Author, Washington Legal Foundation, Oct. 17, 2022

A French building materials manufacturer and its Syrian subsidiary made history last week week by pleading guilty to federal terrorism charges after a long-running investigation led by DOJ’s National Security Division.  This is the first ever criminal prosecution of a company for conspiring to provide material support to a foreign terrorist organization (“FTO”) in violation of U.S. law. The companies were immediately sentenced to terms of probation and penalties totaling nearly $800 million.  The details reveal significant potential lessons for companies doing business is certain regions of the world.

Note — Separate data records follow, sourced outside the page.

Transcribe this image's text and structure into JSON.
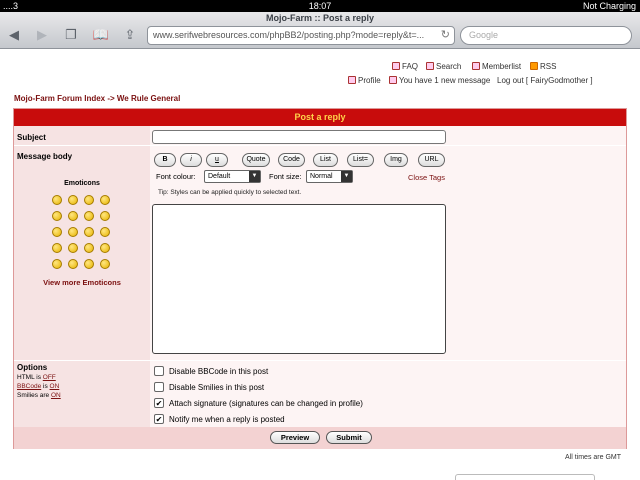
{
  "status": {
    "carrier": "....3",
    "time": "18:07",
    "battery": "Not Charging"
  },
  "browser": {
    "page_title": "Mojo-Farm :: Post a reply",
    "url": "www.serifwebresources.com/phpBB2/posting.php?mode=reply&t=...",
    "search_placeholder": "Google"
  },
  "toplinks": {
    "faq": "FAQ",
    "search": "Search",
    "memberlist": "Memberlist",
    "rss": "RSS",
    "profile": "Profile",
    "message": "You have 1 new message",
    "logout": "Log out [ FairyGodmother ]"
  },
  "breadcrumb": "Mojo-Farm Forum Index -> We Rule General",
  "form": {
    "heading": "Post a reply",
    "subject_label": "Subject",
    "body_label": "Message body",
    "toolbar": [
      "B",
      "i",
      "u",
      "Quote",
      "Code",
      "List",
      "List=",
      "Img",
      "URL"
    ],
    "font_colour_label": "Font colour:",
    "font_colour_value": "Default",
    "font_size_label": "Font size:",
    "font_size_value": "Normal",
    "close_tags": "Close Tags",
    "tip": "Tip: Styles can be applied quickly to selected text.",
    "emoticons_title": "Emoticons",
    "view_more": "View more Emoticons",
    "options_title": "Options",
    "html_status": {
      "label": "HTML is",
      "value": "OFF"
    },
    "bbcode_status": {
      "label": "is",
      "link": "BBCode",
      "value": "ON"
    },
    "smilies_status": {
      "label": "Smilies are",
      "value": "ON"
    },
    "options": [
      {
        "label": "Disable BBCode in this post",
        "checked": false
      },
      {
        "label": "Disable Smilies in this post",
        "checked": false
      },
      {
        "label": "Attach signature (signatures can be changed in profile)",
        "checked": true
      },
      {
        "label": "Notify me when a reply is posted",
        "checked": true
      }
    ],
    "preview_label": "Preview",
    "submit_label": "Submit"
  },
  "footer_times": "All times are GMT"
}
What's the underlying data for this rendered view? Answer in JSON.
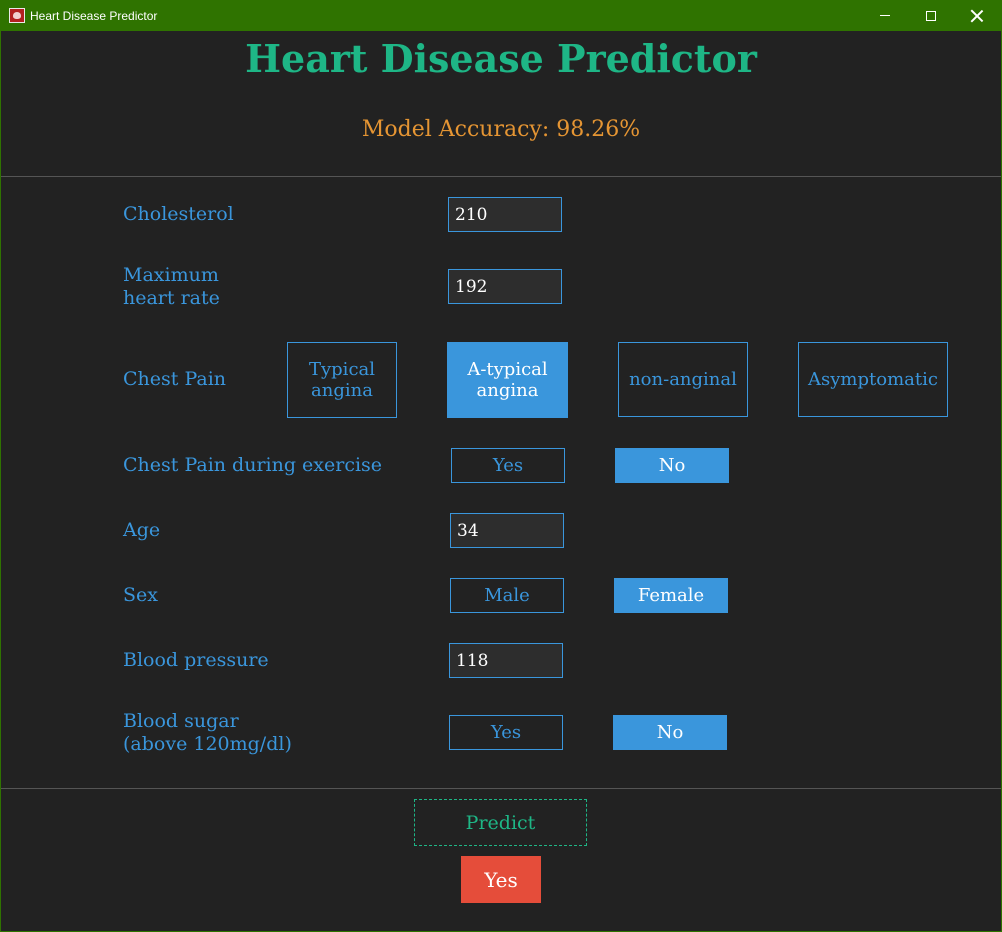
{
  "window": {
    "title": "Heart Disease Predictor"
  },
  "header": {
    "title": "Heart Disease Predictor",
    "accuracy": "Model Accuracy: 98.26%"
  },
  "form": {
    "cholesterol": {
      "label": "Cholesterol",
      "value": "210"
    },
    "max_heart_rate": {
      "label_line1": "Maximum",
      "label_line2": "heart rate",
      "value": "192"
    },
    "chest_pain": {
      "label": "Chest Pain",
      "options": [
        {
          "line1": "Typical",
          "line2": "angina"
        },
        {
          "line1": "A-typical",
          "line2": "angina"
        },
        {
          "line1": "non-anginal",
          "line2": ""
        },
        {
          "line1": "Asymptomatic",
          "line2": ""
        }
      ],
      "selected": "A-typical angina"
    },
    "exercise_pain": {
      "label": "Chest Pain during exercise",
      "yes_label": "Yes",
      "no_label": "No",
      "selected": "No"
    },
    "age": {
      "label": "Age",
      "value": "34"
    },
    "sex": {
      "label": "Sex",
      "male_label": "Male",
      "female_label": "Female",
      "selected": "Female"
    },
    "blood_pressure": {
      "label": "Blood pressure",
      "value": "118"
    },
    "blood_sugar": {
      "label_line1": "Blood sugar",
      "label_line2": "(above 120mg/dl)",
      "yes_label": "Yes",
      "no_label": "No",
      "selected": "No"
    }
  },
  "actions": {
    "predict_label": "Predict",
    "result": "Yes"
  },
  "colors": {
    "accent_blue": "#3a96dc",
    "title_green": "#1eb686",
    "accuracy_orange": "#e59533",
    "result_red": "#e54d3a",
    "titlebar_green": "#2f7300"
  }
}
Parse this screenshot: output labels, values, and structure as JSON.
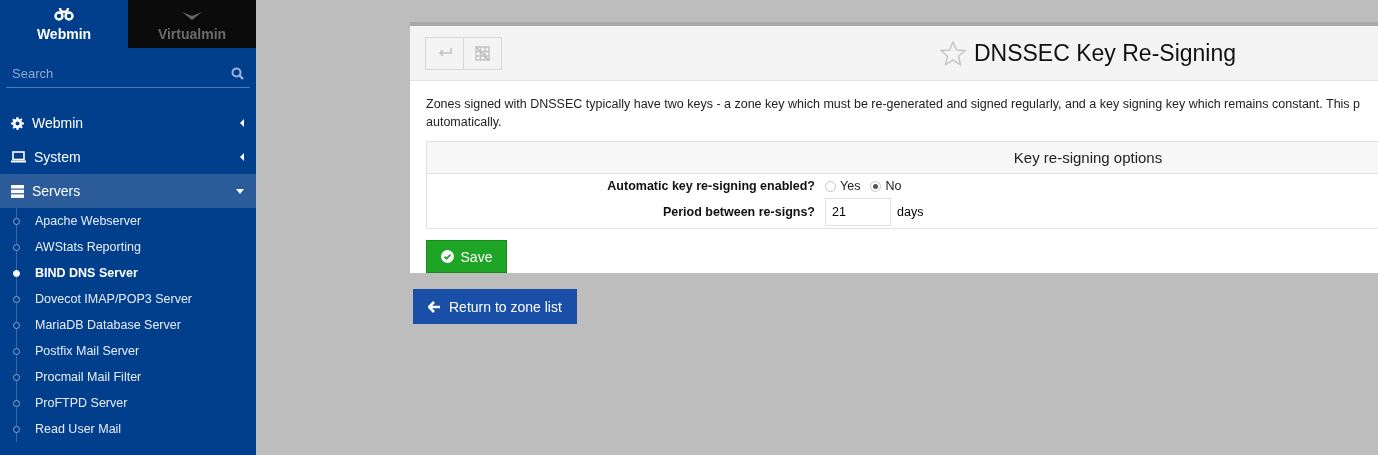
{
  "sidebar": {
    "tabs": [
      {
        "label": "Webmin",
        "selected": true
      },
      {
        "label": "Virtualmin",
        "selected": false
      }
    ],
    "search": {
      "placeholder": "Search"
    },
    "menu": [
      {
        "label": "Webmin",
        "expanded": false
      },
      {
        "label": "System",
        "expanded": false
      },
      {
        "label": "Servers",
        "expanded": true,
        "children": [
          {
            "label": "Apache Webserver",
            "selected": false
          },
          {
            "label": "AWStats Reporting",
            "selected": false
          },
          {
            "label": "BIND DNS Server",
            "selected": true
          },
          {
            "label": "Dovecot IMAP/POP3 Server",
            "selected": false
          },
          {
            "label": "MariaDB Database Server",
            "selected": false
          },
          {
            "label": "Postfix Mail Server",
            "selected": false
          },
          {
            "label": "Procmail Mail Filter",
            "selected": false
          },
          {
            "label": "ProFTPD Server",
            "selected": false
          },
          {
            "label": "Read User Mail",
            "selected": false
          }
        ]
      }
    ]
  },
  "panel": {
    "title": "DNSSEC Key Re-Signing",
    "description_lines": [
      "Zones signed with DNSSEC typically have two keys - a zone key which must be re-generated and signed regularly, and a key signing key which remains constant. This p",
      "automatically."
    ],
    "options": {
      "heading": "Key re-signing options",
      "enabled": {
        "label": "Automatic key re-signing enabled?",
        "choices": [
          {
            "label": "Yes",
            "selected": false
          },
          {
            "label": "No",
            "selected": true
          }
        ]
      },
      "period": {
        "label": "Period between re-signs?",
        "value": "21",
        "unit": "days"
      }
    },
    "save_button": "Save"
  },
  "return_button": "Return to zone list"
}
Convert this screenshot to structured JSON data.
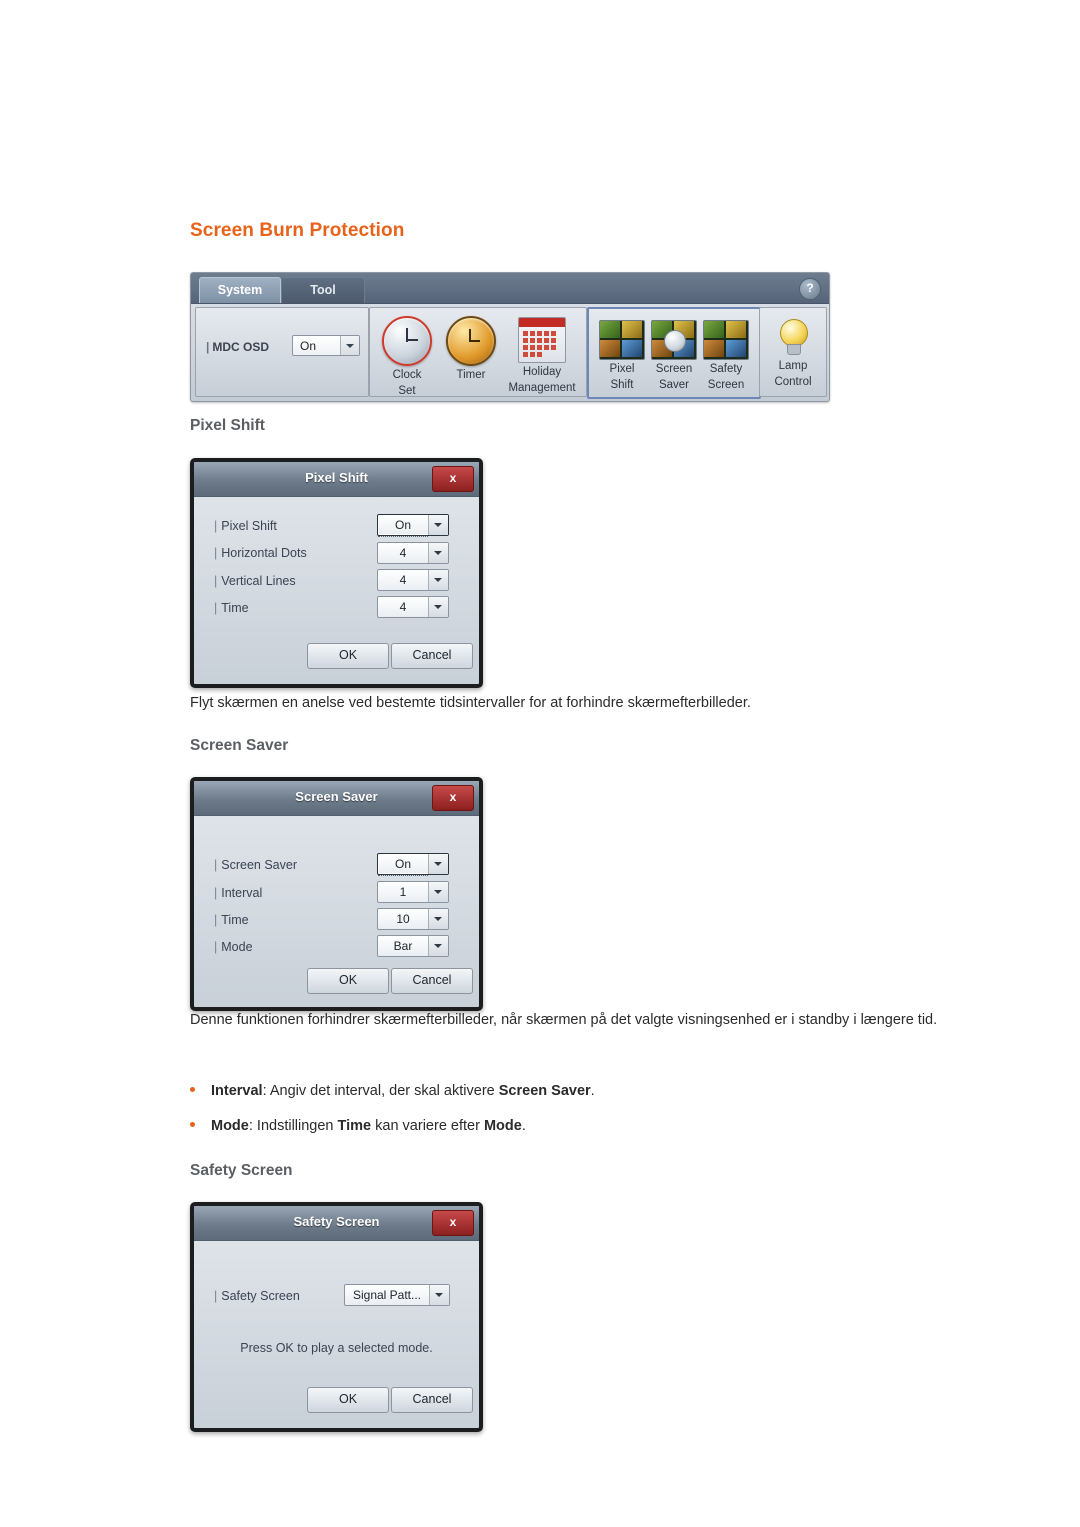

According to the plea documents, the two defendants, Lafarge, and Lafarge Cement Syria (“LCS”) conspired to pay two FTO’s, the Islamic State of Iraq and al-Sham (“ISIS”) and the al-Nusrah Front (“ANF”), for permission to operate a cement plant in Syria during 2013 and 2014.  The defendants opened the plant in May of 2010 at a cost of approximately $680 million and operated it until September of 2014. After the start of the Syrian Civil War in 2011, the companies paid armed factions in the war, including ISIS and ANF, a total of nearly $6 million to ensure continued operation of the plant, protect plant employees, and obtain economic advantage over their competitors in the region.  These payments violated 18 U.S.C. § 2339B(a)(1).  By late 2014, the situation in Syria became increasingly dangerous and LCS evacuated its plant there.